Giornalista professionista iscritto all’Ordine dell’Emilia Romagna, Camillo era vice caposervizio nella redazione Interni ed Esteri del quotidiano Libertà di Piacenza dal 1981 e componente della Giunta Esecutiva e del Dipartimento Sindacale della Fnsi, dopo aver ricoperto per due mandati gli incarichi di vicepresidente (dal 1998 al 2004) e di presidente (dal 2004 al 2011) dell’Associazione della Stampa Emilia Romagna.
“Un collega serio, attento e preparato, sia in campo professionale che sindacale – ho ricordato in occasione della sua morte –  ma soprattutto un punto di riferimento per quanti hanno sempre creduto nel valore della professione giornalistica e nella difesa, senza se e senza ma, dei più deboli e dei più bisognosi. Spesso critico (il 9 luglio 2014 aveva firmato il rinnovo del contratto nazionale Fieg-Fnsi per il quale aveva in precedenza sospeso il suo voto), ma mai pretestuoso, è stato l’amico che tutti avremmo voluto sempre avere accanto. Cortese, cordiale e riservato, sulle prime dava l’impressione di essere introverso, ma in realtà aveva l’animo gentile e il cuore nobile degli uomini migliori”.
Ad un anno dalla sua scomparsa si avverte un vuoto ancora più grande. In un momento come l’attuale, di profonda crisi di identità del giornalismo italiano, si sente, infatti, ancor più il bisogno di uomini come Camillo Galba, che ha sempre rappresentato la coscienza critica di una categoria che non può e non deve mai derogare ai principi fondamentali della nostra professione. La coscienza critica che costituisce il sale del sindacato, che non è fatto di burocrati, né di burattini con o senza fili. La crisi economica è devastante, tanti, troppi, colleghi perdono continuamente il lavoro e tanti di più lo sognano, ma non lo vedranno mai.
Camillo – lo ha ricordato il direttore della Libertà, Gaetano Rizzuto – era stimato e apprezzato sia dagli editori (la famiglia Prati-Ronconi), che gli hanno sempre riconosciuto correttezza e concretezza nell’affrontare i problemi del giornale, sia dai colleghi  dei quali è sempre stato strenuo difensore.
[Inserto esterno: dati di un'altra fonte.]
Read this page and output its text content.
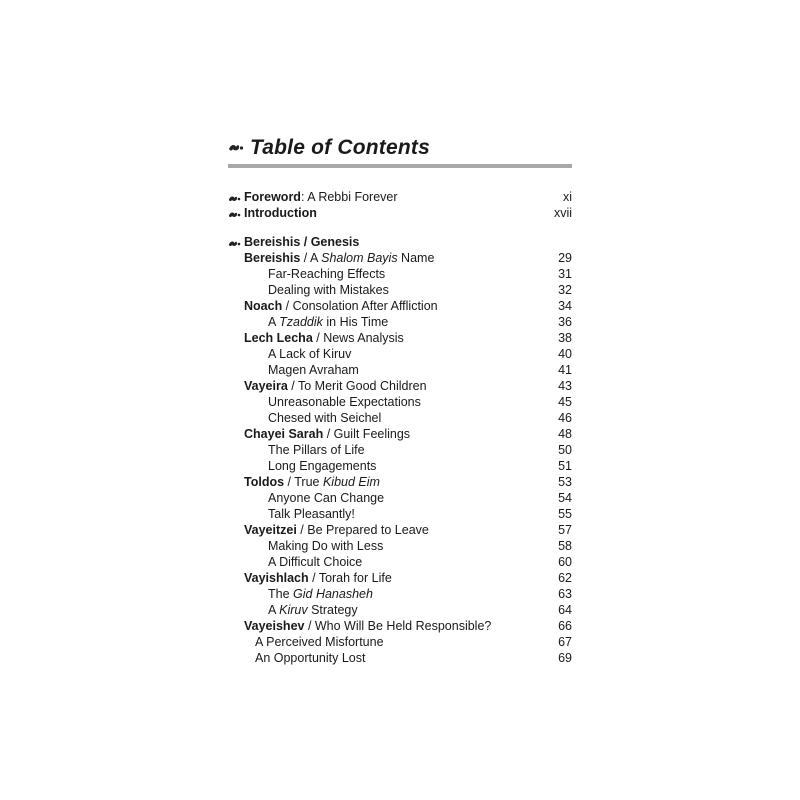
Table of Contents
Foreword: A Rebbi Forever	xi
Introduction	xvii
Bereishis / Genesis
Bereishis / A Shalom Bayis Name	29
Far-Reaching Effects	31
Dealing with Mistakes	32
Noach / Consolation After Affliction	34
A Tzaddik in His Time	36
Lech Lecha / News Analysis	38
A Lack of Kiruv	40
Magen Avraham	41
Vayeira / To Merit Good Children	43
Unreasonable Expectations	45
Chesed with Seichel	46
Chayei Sarah / Guilt Feelings	48
The Pillars of Life	50
Long Engagements	51
Toldos / True Kibud Eim	53
Anyone Can Change	54
Talk Pleasantly!	55
Vayeitzei / Be Prepared to Leave	57
Making Do with Less	58
A Difficult Choice	60
Vayishlach / Torah for Life	62
The Gid Hanasheh	63
A Kiruv Strategy	64
Vayeishev / Who Will Be Held Responsible?	66
A Perceived Misfortune	67
An Opportunity Lost	69
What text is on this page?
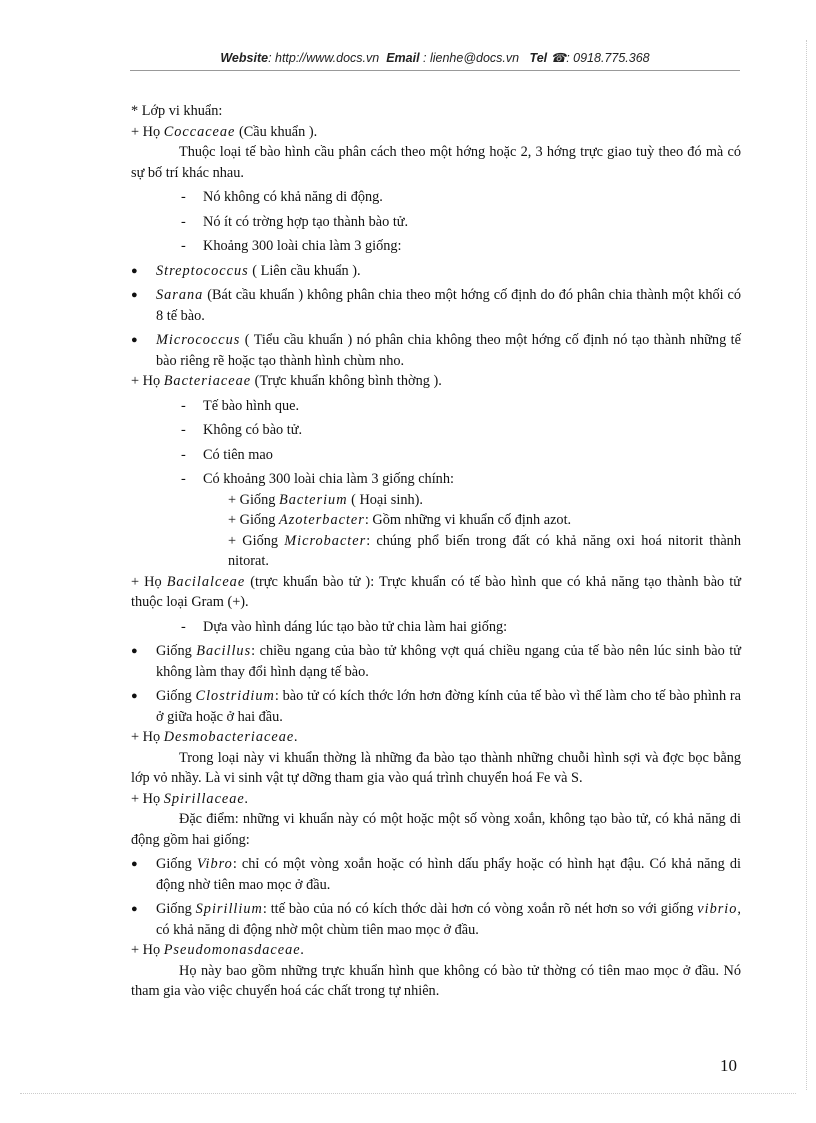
Website: http://www.docs.vn Email : lienhe@docs.vn Tel ☎: 0918.775.368
* Lớp vi khuẩn:
+ Họ Coccaceae (Cầu khuẩn ).
Thuộc loại tế bào hình cầu phân cách theo một hớng hoặc 2, 3 hớng trực giao tuỳ theo đó mà có sự bố trí khác nhau.
- Nó không có khả năng di động.
- Nó ít có trờng hợp tạo thành bào tử.
- Khoảng 300 loài chia làm 3 giống:
● Streptococcus ( Liên cầu khuẩn ).
● Sarana (Bát cầu khuẩn ) không phân chia theo một hớng cố định do đó phân chia thành một khối có 8 tế bào.
● Micrococcus ( Tiểu cầu khuẩn ) nó phân chia không theo một hớng cố định nó tạo thành những tế bào riêng rẽ hoặc tạo thành hình chùm nho.
+ Họ Bacteriaceae (Trực khuẩn không bình thờng ).
- Tế bào hình que.
- Không có bào tử.
- Có tiên mao
- Có khoảng 300 loài chia làm 3 giống chính:
+ Giống Bacterium ( Hoại sinh).
+ Giống Azoterbacter: Gồm những vi khuẩn cố định azot.
+ Giống Microbacter: chúng phổ biến trong đất có khả năng oxi hoá nitorit thành nitorat.
+ Họ Bacilalceae (trực khuẩn bào tử ): Trực khuẩn có tế bào hình que có khả năng tạo thành bào tử thuộc loại Gram (+).
- Dựa vào hình dáng lúc tạo bào tử chia làm hai giống:
● Giống Bacillus: chiều ngang của bào tử không vợt quá chiều ngang của tế bào nên lúc sinh bào tử không làm thay đổi hình dạng tế bào.
● Giống Clostridium: bào tử có kích thớc lớn hơn đờng kính của tế bào vì thế làm cho tế bào phình ra ở giữa hoặc ở hai đầu.
+ Họ Desmobacteriaceae.
Trong loại này vi khuẩn thờng là những đa bào tạo thành những chuỗi hình sợi và đợc bọc bằng lớp vỏ nhầy. Là vi sinh vật tự dỡng tham gia vào quá trình chuyển hoá Fe và S.
+ Họ Spirillaceae.
Đặc điểm: những vi khuẩn này có một hoặc một số vòng xoắn, không tạo bào tử, có khả năng di động gồm hai giống:
● Giống Vibro: chỉ có một vòng xoắn hoặc có hình dấu phẩy hoặc có hình hạt đậu. Có khả năng di động nhờ tiên mao mọc ở đầu.
● Giống Spirillium: ttế bào của nó có kích thớc dài hơn có vòng xoắn rõ nét hơn so với giống vibrio, có khả năng di động nhờ một chùm tiên mao mọc ở đầu.
+ Họ Pseudomonasdaceae.
Họ này bao gồm những trực khuẩn hình que không có bào tử thờng có tiên mao mọc ở đầu. Nó tham gia vào việc chuyển hoá các chất trong tự nhiên.
10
Li rispettava a tal punto da preoccuparsi sempre, con largo anticipo, di organizzare al meglio le cose quando doveva assentarsi per partecipare alle attività sindacali a Roma.
È di questi colleghi che ha bisogno il sindacato. Non essendo stato segretario o presidente, il ritratto di Camillo Galba non andrà mai ad arricchire il corridoio del secondo piano di Corso Vittorio Emanuele II, a Roma. Personalmente, però, di quel ritratto, ma soprattutto di quell’esempio, non voglio fare a meno. Quel suo sorriso, franco e autorevole, dolce e pulito, mi ricorda che libertà e dignità non hanno prezzo e non ammettono eccezioni. E, soprattutto, che sindacato ed editori non sono nemici, ma alleati se perseguono l’interesse supremo della qualità dell’informazione, unico motivo valido a giustificare l’esistenza di entrambi.